Directed by Weird Life Films’ Laure Gordon, Jackson James and Ryan Ohm, the double feature opens up with “See You In The After Life”, an upbeat, extremely danceable track featuring Foster The People’s penchant for energetic doom. Mark Foster’s instantly recognisable falsetto sings the headlines got us thinking that we’re all gonna die/then convince us that we have to sell our ticket for the afterlife, all while clean percussion and treble-boosted guitars (Mike Oldfield-style) screech over the top of it.
The first half of the video is a colourful nightmare of bright screens and grotesquely exaggerated masks, as a ticker-tape of increasingly nonsensical news headlines moves across the bottom of the screen. To segue into the second half of the video, for “Feed Me” features Julia Garner perched on a sofa, staring dead-eyed into an old television set in which her husband appears to be trapped.

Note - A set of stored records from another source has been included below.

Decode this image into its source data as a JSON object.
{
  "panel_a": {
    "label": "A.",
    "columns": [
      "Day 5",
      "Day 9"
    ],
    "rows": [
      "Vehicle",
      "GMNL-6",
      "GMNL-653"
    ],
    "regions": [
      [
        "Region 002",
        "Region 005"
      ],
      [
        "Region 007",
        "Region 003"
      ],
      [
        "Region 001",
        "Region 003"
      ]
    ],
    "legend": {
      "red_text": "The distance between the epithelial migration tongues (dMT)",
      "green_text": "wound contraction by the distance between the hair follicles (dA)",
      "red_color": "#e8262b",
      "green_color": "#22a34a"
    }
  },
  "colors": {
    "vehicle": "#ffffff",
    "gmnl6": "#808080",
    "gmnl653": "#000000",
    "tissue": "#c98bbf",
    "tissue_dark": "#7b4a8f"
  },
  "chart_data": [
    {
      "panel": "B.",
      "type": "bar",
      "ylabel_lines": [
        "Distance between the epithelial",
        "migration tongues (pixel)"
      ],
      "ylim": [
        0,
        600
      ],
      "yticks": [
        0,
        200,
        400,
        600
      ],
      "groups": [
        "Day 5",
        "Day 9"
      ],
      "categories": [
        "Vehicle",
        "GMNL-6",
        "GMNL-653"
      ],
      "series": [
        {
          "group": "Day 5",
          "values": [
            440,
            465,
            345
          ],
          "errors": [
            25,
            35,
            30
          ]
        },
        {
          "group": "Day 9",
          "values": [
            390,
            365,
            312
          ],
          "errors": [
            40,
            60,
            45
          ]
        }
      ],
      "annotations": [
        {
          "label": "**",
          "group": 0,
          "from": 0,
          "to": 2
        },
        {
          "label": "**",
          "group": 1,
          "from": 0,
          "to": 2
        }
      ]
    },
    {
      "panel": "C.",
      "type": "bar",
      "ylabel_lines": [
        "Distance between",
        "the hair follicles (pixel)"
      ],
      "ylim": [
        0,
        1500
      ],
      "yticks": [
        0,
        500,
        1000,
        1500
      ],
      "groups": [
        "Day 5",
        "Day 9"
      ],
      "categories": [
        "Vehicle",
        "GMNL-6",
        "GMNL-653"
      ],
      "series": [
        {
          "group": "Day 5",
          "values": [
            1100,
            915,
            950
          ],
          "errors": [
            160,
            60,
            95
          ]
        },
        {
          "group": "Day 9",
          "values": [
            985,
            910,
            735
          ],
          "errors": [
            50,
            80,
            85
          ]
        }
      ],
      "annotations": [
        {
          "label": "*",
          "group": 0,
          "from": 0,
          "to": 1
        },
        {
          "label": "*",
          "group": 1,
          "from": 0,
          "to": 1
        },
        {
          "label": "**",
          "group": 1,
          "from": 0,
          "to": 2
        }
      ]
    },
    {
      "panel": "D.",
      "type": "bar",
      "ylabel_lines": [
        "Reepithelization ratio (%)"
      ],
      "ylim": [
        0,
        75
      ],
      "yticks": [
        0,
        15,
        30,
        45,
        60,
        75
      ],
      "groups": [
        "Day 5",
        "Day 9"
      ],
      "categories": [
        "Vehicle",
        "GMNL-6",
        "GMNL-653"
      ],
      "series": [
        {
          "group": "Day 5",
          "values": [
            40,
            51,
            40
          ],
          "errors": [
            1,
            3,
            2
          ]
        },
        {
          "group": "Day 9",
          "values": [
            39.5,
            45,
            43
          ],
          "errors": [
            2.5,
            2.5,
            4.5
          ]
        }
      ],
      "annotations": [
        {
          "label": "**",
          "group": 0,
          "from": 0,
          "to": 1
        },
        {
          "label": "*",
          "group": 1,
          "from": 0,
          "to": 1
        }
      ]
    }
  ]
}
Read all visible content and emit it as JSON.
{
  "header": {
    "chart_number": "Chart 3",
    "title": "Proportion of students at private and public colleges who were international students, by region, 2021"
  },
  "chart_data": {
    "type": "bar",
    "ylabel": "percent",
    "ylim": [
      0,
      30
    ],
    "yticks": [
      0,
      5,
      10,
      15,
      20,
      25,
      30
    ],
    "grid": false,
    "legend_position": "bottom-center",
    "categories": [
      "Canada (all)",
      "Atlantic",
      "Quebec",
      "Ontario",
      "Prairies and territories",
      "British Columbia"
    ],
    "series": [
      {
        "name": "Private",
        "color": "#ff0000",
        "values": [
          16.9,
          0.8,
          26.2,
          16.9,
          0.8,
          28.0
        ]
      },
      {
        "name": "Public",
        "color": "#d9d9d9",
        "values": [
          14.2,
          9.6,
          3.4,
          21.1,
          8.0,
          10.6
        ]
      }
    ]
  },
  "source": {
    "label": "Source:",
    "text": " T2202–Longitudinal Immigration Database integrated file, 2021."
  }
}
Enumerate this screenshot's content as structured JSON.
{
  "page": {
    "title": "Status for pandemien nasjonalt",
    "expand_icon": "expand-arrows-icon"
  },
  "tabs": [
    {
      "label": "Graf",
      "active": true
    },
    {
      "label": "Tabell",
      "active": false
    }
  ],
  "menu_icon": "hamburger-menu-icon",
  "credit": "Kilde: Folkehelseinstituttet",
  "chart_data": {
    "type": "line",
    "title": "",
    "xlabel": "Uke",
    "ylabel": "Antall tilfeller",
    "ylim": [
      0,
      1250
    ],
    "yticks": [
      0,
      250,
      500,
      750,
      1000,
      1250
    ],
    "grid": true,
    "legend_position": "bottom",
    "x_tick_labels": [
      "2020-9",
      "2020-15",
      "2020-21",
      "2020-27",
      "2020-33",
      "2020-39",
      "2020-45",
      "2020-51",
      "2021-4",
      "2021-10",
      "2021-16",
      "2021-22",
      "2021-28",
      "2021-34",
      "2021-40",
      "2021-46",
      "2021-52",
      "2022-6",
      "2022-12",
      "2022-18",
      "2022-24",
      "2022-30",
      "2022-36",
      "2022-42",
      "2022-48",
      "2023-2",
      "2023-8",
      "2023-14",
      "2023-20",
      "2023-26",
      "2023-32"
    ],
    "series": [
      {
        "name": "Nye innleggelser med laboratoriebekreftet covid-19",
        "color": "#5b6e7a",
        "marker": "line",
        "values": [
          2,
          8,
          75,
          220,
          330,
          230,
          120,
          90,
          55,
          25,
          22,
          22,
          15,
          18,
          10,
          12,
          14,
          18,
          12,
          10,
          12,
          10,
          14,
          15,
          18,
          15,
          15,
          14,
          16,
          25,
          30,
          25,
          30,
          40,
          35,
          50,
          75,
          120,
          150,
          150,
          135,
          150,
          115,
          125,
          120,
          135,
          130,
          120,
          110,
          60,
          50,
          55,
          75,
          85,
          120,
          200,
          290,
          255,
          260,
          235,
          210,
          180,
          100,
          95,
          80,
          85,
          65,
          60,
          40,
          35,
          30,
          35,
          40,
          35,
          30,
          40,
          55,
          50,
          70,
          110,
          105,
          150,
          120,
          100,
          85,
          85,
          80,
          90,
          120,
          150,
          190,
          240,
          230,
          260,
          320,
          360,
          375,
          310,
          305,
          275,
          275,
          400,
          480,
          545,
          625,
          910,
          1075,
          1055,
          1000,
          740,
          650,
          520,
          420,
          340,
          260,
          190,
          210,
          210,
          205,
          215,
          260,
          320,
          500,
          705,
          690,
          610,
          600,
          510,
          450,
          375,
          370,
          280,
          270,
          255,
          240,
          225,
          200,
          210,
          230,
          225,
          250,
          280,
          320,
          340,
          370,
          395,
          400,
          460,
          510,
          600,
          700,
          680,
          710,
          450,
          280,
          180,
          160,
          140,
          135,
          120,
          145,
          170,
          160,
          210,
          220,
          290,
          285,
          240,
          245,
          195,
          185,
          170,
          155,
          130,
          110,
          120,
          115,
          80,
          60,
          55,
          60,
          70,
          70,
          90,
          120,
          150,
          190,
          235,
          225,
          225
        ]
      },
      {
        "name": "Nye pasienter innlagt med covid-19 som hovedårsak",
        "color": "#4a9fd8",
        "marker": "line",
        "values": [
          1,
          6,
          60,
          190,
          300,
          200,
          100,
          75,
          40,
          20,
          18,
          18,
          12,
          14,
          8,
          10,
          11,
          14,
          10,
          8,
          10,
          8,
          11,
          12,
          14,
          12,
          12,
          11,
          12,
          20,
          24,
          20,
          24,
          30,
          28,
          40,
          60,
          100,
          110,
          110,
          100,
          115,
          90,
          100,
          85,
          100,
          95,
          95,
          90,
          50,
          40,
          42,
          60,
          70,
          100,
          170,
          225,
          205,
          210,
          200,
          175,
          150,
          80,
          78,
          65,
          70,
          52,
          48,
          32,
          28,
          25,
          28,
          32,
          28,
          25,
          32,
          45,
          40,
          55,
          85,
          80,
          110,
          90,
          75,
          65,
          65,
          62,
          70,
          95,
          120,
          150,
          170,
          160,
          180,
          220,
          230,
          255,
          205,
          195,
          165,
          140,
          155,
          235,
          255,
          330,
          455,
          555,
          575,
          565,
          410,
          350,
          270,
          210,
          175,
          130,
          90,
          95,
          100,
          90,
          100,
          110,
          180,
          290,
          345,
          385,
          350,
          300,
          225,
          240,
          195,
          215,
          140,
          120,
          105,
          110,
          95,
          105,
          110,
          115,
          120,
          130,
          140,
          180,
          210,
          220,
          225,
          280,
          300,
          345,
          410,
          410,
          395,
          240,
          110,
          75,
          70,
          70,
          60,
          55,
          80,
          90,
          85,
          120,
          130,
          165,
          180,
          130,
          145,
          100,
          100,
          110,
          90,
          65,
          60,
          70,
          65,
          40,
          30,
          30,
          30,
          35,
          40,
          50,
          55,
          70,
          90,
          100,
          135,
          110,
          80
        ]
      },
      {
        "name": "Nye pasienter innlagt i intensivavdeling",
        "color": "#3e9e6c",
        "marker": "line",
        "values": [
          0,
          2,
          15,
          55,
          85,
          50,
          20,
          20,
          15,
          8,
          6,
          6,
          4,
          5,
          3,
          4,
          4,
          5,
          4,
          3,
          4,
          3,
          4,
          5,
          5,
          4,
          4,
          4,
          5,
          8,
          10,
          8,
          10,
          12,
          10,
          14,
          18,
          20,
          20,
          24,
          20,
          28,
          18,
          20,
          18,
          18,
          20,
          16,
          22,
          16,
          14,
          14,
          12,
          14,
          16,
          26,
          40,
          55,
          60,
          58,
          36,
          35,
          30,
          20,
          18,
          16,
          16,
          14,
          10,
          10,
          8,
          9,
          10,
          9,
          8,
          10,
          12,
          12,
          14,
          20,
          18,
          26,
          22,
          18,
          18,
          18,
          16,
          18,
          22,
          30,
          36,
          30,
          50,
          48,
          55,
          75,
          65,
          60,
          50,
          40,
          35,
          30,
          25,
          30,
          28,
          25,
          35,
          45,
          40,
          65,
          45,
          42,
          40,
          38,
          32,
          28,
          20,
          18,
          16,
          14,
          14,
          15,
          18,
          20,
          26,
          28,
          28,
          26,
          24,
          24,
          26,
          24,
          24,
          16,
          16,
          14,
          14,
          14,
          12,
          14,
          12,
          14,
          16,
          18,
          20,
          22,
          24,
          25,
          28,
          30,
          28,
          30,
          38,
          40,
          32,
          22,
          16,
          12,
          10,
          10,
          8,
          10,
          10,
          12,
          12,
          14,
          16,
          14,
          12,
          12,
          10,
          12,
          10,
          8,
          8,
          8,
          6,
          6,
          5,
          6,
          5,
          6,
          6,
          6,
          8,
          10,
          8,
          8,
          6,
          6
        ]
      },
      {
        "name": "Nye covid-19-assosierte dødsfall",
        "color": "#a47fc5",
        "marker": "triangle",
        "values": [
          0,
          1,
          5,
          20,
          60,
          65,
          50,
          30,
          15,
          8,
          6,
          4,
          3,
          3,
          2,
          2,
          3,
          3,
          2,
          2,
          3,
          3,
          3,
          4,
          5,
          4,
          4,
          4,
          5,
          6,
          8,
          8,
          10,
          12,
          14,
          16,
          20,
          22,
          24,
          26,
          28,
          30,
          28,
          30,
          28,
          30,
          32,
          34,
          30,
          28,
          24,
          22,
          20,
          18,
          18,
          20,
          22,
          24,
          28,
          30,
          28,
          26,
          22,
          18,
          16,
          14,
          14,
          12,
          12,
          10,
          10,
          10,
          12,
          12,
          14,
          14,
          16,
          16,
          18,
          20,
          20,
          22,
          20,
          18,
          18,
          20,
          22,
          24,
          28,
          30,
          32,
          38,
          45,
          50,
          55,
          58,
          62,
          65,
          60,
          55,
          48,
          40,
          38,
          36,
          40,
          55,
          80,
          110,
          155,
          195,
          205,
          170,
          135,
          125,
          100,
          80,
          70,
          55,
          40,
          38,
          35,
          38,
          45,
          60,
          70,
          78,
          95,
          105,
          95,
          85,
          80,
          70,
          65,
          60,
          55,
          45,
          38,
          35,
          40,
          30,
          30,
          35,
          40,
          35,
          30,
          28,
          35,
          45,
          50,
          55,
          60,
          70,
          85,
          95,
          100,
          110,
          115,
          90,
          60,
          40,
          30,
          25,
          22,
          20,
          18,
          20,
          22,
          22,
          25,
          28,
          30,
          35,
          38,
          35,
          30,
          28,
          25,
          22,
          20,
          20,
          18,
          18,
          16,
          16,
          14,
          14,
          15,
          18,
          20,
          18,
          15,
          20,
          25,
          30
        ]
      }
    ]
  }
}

“Feed Me” is the darker and moodier counterpart to “See You In The Afterlife”, featuring stark percussion and a bouncing bass line, with Mark Foster’s spoken word lyrics strictly digital/let’s be irrational interspersed between chorus lines of feed me all you got/yeah, give me all your love/I’ll be your feel-good machine. The second half of the double feature very much feels like the logical conclusion to the bright, busy visuals of the first half – it’s just Julia Garner and Mark Foster dancing oddly at each other, reaching out to each other with the TV screen stuck between them.
Mark Foster said: “It was interesting to tie these two songs together in a short to explore the two sides of consumption – the dopamine rush of intake, and the void that follows”. Together, they definitely feel like a sugar rush followed by a total crash – in a lush, sultry way that Foster The People does so well.
Both tracks are taken from Paradise State of Mine, which was released by Foster The People last August.